Hot Rolled Futures: Mixed Signals

Written by Andre Marshall

The following article on the hot rolled coil (HRC), busheling scrap (BUS), and financial futures markets was written by Andre Marshall, CEO of Crunch Risk LLC and our Managing Price Risk I & II instructor. Assisting Andre with tonight’s article is Jack Marshall also associated with CrunchRisk. Here is how Andre and Jack saw trading over the past week:

Financial Markets

As mentioned the S+P 500 has bounced back up to the 1900 zone, I think the high was 1927 yesterday. We have since settled sideways around the 1917 mark. The market has to decide whether it can muster further optimism from a market of mixed signals, i.e. jobs added in January only up 150K, but trend positive and unemployment now 4.9%, and wages increasing a bit, hope that inflation will find its way to us eventually. We likely retest lows and move closer to a 20% retracement at some point, but resilience in the market on this last dip suggests the market may be comfortable in this zone for a bit before picking its next real direction.

Crude is a similar story of a mixed bag, i.e. the Saudis and Russians have agreed to halt increases in production, but they are at max capacity so… This does however give a hope that the OPEC countries will start to coordinate further, but hard to see Saudis communicating with the Iranians about anything. Next step is for Iran to ramp back closer to 1mllion barrels per day (bbls/day) and then they see where they are on communication. The crude price has traded either side of $30/bbl on this latest news, last trading $30.64/bbl on the March future. Despite the hopefulness crude still probably has some volatility ahead in both directions.

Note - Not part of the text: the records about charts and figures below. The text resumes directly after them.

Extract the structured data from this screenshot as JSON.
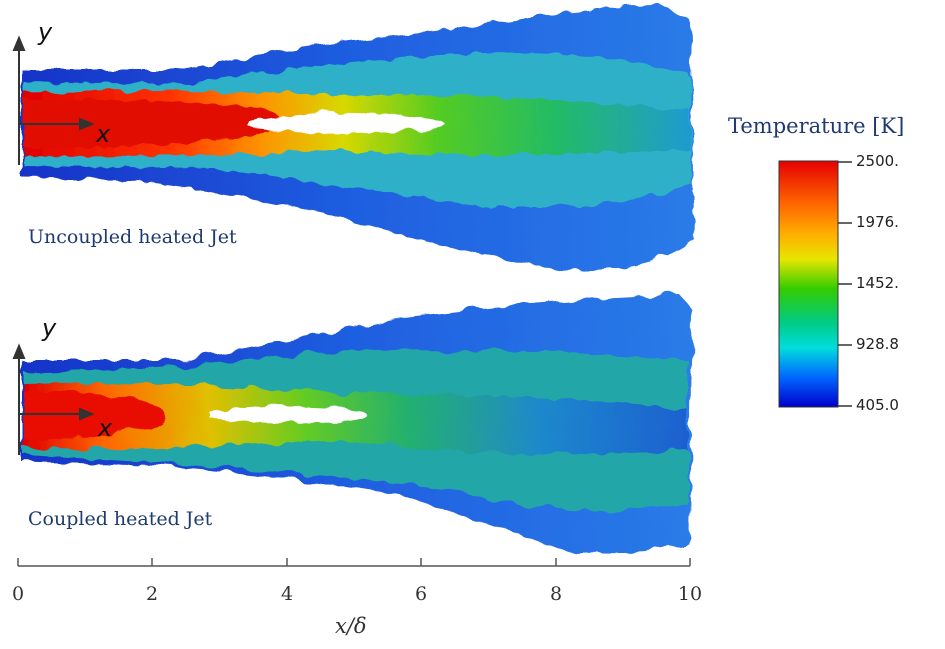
{
  "panels": [
    {
      "label": "Uncoupled heated Jet"
    },
    {
      "label": "Coupled heated Jet"
    }
  ],
  "axis_letters": {
    "x": "x",
    "y": "y"
  },
  "colorbar": {
    "title": "Temperature [K]",
    "ticks": [
      "2500.",
      "1976.",
      "1452.",
      "928.8",
      "405.0"
    ],
    "colors": [
      "#e50000",
      "#ffa500",
      "#e6e600",
      "#33cc00",
      "#00dddd",
      "#0055ff",
      "#0000cc"
    ]
  },
  "x_axis": {
    "label": "x/δ",
    "ticks": [
      "0",
      "2",
      "4",
      "6",
      "8",
      "10"
    ]
  }
}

Not much to report in Copper which is last $2.07/lb on the March future, which is within a penny of where it was when I last reported and it hasn’t really moved in either direction.

Steel (HRC)

Recent choppy price movements in HR physical market prices, as reflected in the front month of CME HR futures, and in futures sellers actively pushing down the back end of the HR forward curve suggest that some participants in the market believe that physical sales may have topped out for the immediate term.  

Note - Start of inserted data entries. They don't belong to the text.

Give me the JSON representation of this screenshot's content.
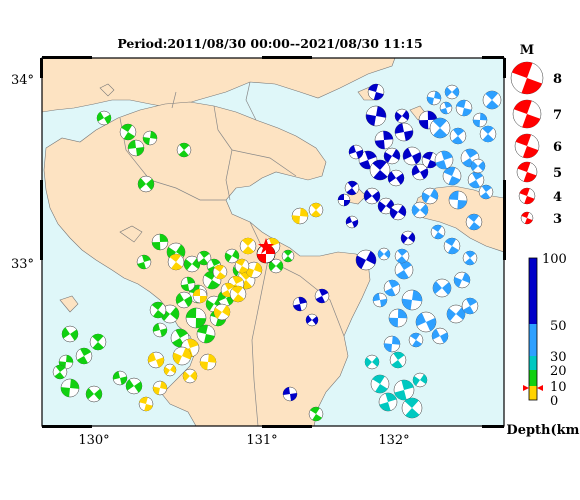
{
  "header": {
    "period_label": "Period:2011/08/30 00:00--2021/08/30 11:15"
  },
  "map": {
    "lon_ticks": [
      "130°",
      "131°",
      "132°"
    ],
    "lat_ticks": [
      "34°",
      "33°"
    ],
    "land_color": "#fde3c2",
    "sea_color": "#dff7f9",
    "border_color": "#888888"
  },
  "magnitude_legend": {
    "title": "M",
    "levels": [
      "8",
      "7",
      "6",
      "5",
      "4",
      "3"
    ],
    "ball_color": "#ff0000"
  },
  "depth_colorbar": {
    "ticks": [
      "100",
      "50",
      "30",
      "20",
      "10",
      "0"
    ],
    "unit_label": "Depth(km)",
    "colors": {
      "shallow": "#ffd400",
      "mid": "#11d011",
      "teal": "#00c8c0",
      "light_blue": "#2ea0ff",
      "deep": "#0000c8"
    }
  },
  "highlight_event": {
    "color": "#ff0000",
    "marker": "red-star-icon"
  }
}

We had a pretty active day last Friday in HR futures as 850 lots or 17,000 ST of HR futures traded.  The main focus was Q2’16 which traded heavily at $400 ST[$20cwt]. and was very close to converging with the CME front month futures settlement- Feb’16 @ $397 ST[$19.85cwt].  61,700 ST of HR futures traded last week of which 34,700 ST traded below $410 ST.  

This week by comparison has been very quiet with just a few trades in the front end of the curve.  On Monday Mar’16 traded @ $402 ST[$20.10cwt] on 1,000 ST and this was followed by a Mar/Apr’16 and Mar’16 trades @ $400 ST[$20cwt] on 1,000 ST per month today.  The current slope of the CME HR curve settlement values is very gradual with Feb/Jun’16 @$400 ST, 2H’16 @ $405.5, 1H’17 @ $410, and 2H’17 @ $414. With all this compression of the curve we are starting to see some bids finally come into the market.    

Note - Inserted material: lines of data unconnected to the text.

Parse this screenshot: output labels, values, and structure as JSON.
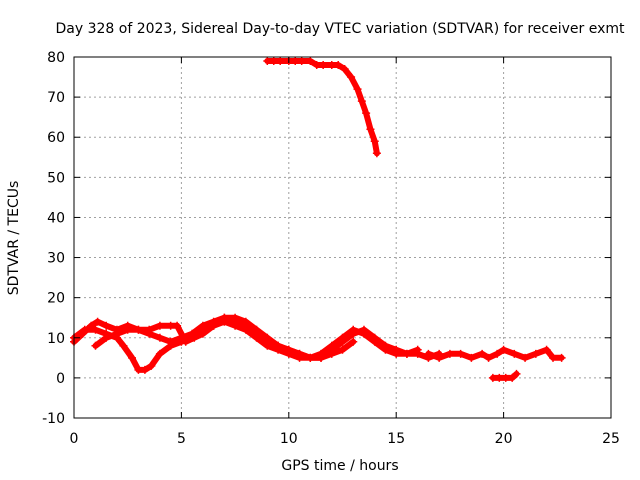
{
  "chart_data": {
    "type": "scatter",
    "title": "Day 328 of 2023, Sidereal Day-to-day VTEC variation (SDTVAR) for receiver exmt",
    "xlabel": "GPS time / hours",
    "ylabel": "SDTVAR / TECUs",
    "xlim": [
      0,
      25
    ],
    "ylim": [
      -10,
      80
    ],
    "xticks": [
      0,
      5,
      10,
      15,
      20,
      25
    ],
    "yticks": [
      -10,
      0,
      10,
      20,
      30,
      40,
      50,
      60,
      70,
      80
    ],
    "grid": true,
    "legend": "none",
    "series_color": "#ff0000",
    "series": [
      {
        "name": "s1",
        "x": [
          0.0,
          0.4,
          0.8,
          1.1,
          1.5,
          2.0,
          2.5,
          3.0,
          3.5,
          4.0,
          4.5,
          5.0,
          5.5,
          6.0,
          6.5,
          7.0,
          7.5,
          8.0,
          8.5,
          9.0,
          9.5,
          10.0,
          10.5,
          11.0,
          11.5,
          12.0,
          12.5,
          13.0,
          13.5,
          14.0,
          14.5,
          15.0,
          15.5,
          16.0
        ],
        "y": [
          9,
          11,
          13,
          14,
          13,
          12,
          13,
          12,
          11,
          10,
          9,
          10,
          11,
          13,
          14,
          15,
          14,
          13,
          11,
          9,
          8,
          7,
          6,
          5,
          5,
          7,
          9,
          11,
          12,
          10,
          8,
          7,
          6,
          7
        ]
      },
      {
        "name": "s2",
        "x": [
          0.0,
          0.5,
          1.0,
          1.5,
          2.0,
          2.3,
          2.7,
          3.0,
          3.3,
          3.6,
          4.0,
          4.5,
          5.0,
          5.5,
          6.0,
          6.5,
          7.0,
          7.5,
          8.0,
          8.5,
          9.0,
          9.5,
          10.0,
          10.5,
          11.0,
          11.5,
          12.0,
          12.5,
          13.0,
          13.5,
          14.0,
          14.5,
          15.0,
          15.5,
          16.0,
          16.5,
          17.0
        ],
        "y": [
          10,
          12,
          12,
          11,
          10,
          8,
          5,
          2,
          2,
          3,
          6,
          8,
          9,
          10,
          12,
          13,
          14,
          13,
          12,
          10,
          8,
          7,
          6,
          5,
          5,
          6,
          8,
          10,
          12,
          11,
          9,
          7,
          6,
          6,
          6,
          5,
          6
        ]
      },
      {
        "name": "s3",
        "x": [
          1.0,
          1.5,
          2.0,
          2.5,
          3.0,
          3.5,
          4.0,
          4.5,
          4.8,
          5.2,
          5.6,
          6.0,
          6.5,
          7.0,
          7.5,
          8.0,
          8.5,
          9.0,
          9.5,
          10.0,
          10.5,
          11.0,
          11.5,
          12.0,
          12.5,
          13.0
        ],
        "y": [
          8,
          10,
          11,
          12,
          12,
          12,
          13,
          13,
          13,
          9,
          10,
          11,
          13,
          15,
          15,
          14,
          12,
          10,
          8,
          7,
          6,
          5,
          5,
          6,
          7,
          9
        ]
      },
      {
        "name": "s4",
        "x": [
          16.5,
          17.0,
          17.5,
          18.0,
          18.5,
          19.0,
          19.3,
          19.7,
          20.0,
          20.5,
          21.0,
          21.5,
          22.0,
          22.3,
          22.7
        ],
        "y": [
          6,
          5,
          6,
          6,
          5,
          6,
          5,
          6,
          7,
          6,
          5,
          6,
          7,
          5,
          5
        ]
      },
      {
        "name": "s5",
        "x": [
          19.5,
          19.8,
          20.1,
          20.4,
          20.6
        ],
        "y": [
          0,
          0,
          0,
          0,
          1
        ]
      },
      {
        "name": "s6",
        "x": [
          9.0,
          9.3,
          9.6,
          10.0,
          10.3,
          10.6,
          11.0,
          11.3,
          11.6,
          12.0,
          12.3,
          12.6,
          12.9,
          13.2,
          13.4,
          13.6,
          13.8,
          14.0,
          14.1
        ],
        "y": [
          79,
          79,
          79,
          79,
          79,
          79,
          79,
          78,
          78,
          78,
          78,
          77,
          75,
          72,
          69,
          66,
          62,
          59,
          56
        ]
      }
    ]
  }
}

Below is a graphic of the HRC Futures Forward Curve. The interactive capabilities of the graph can only be used in Steel Market Update website here. If you have any issues logging in or navigating the website please contact us at info@steelmarketupdate.com or (800) 432 3475.

BUS (Busheling Scrap):

Little has changed since last week as markets continue to move sideways.  CFR Turkish scrap prices have remained fairly anchored around the mid 170 mark as excess global supply continues to indirectly impact flows leaving domestic markets little changed. Incremental increases in capacity utilization rates at mills do not appear to have improved demand enough to push BUS prices higher from the low 180 price point.